Personnel should be trained in handling and diluting arsenic trioxide and should wear appropriate protective clothing.
Dilution: Carefully insert the syringe needle into the vial and withdraw the required volume of concentrate. The medicinal product Arsenic trioxide Tillomed should then be immediately diluted in 100 to 250 mL of 5% glucose solution (50 mg/mL) for injection or 0.9% sodium chloride solution (9 mg/mL) for injection.
Any unused content of each vial should be properly discarded. Do not store unused content for later administration.

Administration of the medicinal product Arsenic trioxide Tillomed
The medicinal product Arsenic trioxide Tillomed is for single use only. It must not be mixed or administered simultaneously in the same intravenous infusion set with other medicinal products.
The medicinal product Arsenic trioxide Tillomed should be administered intravenously by infusion lasting from 1 to 2 hours. If vascular reactions are observed, the infusion duration may be extended up to 4 hours. A central venous catheter is not required.

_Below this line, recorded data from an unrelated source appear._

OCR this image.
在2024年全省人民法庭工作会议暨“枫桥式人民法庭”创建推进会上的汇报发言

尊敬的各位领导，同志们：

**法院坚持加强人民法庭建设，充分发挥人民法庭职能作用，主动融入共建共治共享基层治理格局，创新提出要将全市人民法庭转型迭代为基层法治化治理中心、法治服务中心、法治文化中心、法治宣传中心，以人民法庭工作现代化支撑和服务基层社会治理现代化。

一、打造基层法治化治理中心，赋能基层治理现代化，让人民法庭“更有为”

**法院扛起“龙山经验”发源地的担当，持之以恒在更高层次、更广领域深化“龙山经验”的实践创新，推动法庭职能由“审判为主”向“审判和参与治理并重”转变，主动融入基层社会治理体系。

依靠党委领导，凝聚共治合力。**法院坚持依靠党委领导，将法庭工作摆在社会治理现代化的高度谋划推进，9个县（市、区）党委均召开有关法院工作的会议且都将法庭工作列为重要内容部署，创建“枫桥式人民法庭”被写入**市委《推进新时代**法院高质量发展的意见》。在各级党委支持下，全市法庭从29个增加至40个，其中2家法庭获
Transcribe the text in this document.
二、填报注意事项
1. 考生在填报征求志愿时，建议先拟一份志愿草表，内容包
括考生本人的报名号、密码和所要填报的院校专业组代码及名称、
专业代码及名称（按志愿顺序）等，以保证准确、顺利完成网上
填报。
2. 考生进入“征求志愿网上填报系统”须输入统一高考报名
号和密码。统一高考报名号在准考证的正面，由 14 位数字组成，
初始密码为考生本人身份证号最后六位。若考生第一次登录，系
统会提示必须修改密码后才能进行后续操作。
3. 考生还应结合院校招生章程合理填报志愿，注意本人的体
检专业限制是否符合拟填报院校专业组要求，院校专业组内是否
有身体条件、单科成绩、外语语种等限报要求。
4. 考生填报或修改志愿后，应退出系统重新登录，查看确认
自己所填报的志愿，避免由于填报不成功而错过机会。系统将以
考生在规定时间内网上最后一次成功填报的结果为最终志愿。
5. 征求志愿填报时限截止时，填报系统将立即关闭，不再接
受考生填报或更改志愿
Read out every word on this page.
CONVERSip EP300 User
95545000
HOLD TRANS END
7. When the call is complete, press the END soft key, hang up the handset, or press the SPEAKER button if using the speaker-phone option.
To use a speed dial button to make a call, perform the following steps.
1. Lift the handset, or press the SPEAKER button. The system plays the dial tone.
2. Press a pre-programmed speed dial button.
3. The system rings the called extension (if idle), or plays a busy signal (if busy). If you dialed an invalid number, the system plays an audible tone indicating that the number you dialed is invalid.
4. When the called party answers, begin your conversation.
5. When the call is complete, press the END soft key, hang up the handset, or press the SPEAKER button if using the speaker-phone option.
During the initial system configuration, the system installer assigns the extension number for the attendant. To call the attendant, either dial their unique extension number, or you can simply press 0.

The diluted solution must be clear and colourless. Before administration, all parenteral solutions should be inspected visually for particulate matter and discoloration.
Do not use the medicinal product if particulate matter is present.
After dilution in infusion solutions, chemical and physical stability of the medicinal product Arsenic trioxide Tillomed has been demonstrated for 48 hours at temperatures from 15°C to 30°C and for 96 hours when stored refrigerated (2°C – 8°C). From a microbiological point of view, the product should be used immediately after preparation. If not used immediately, the responsibility for storage conditions and duration prior to use lies with the user. Generally, the storage time should not exceed 24 hours at 2°C to 8°C, unless dilution has been carried out under controlled and validated aseptic conditions.

Proper disposal procedure
All unused residues of the medicinal product, materials that have come into contact with it, and waste materials must be disposed of in accordance with local regulations.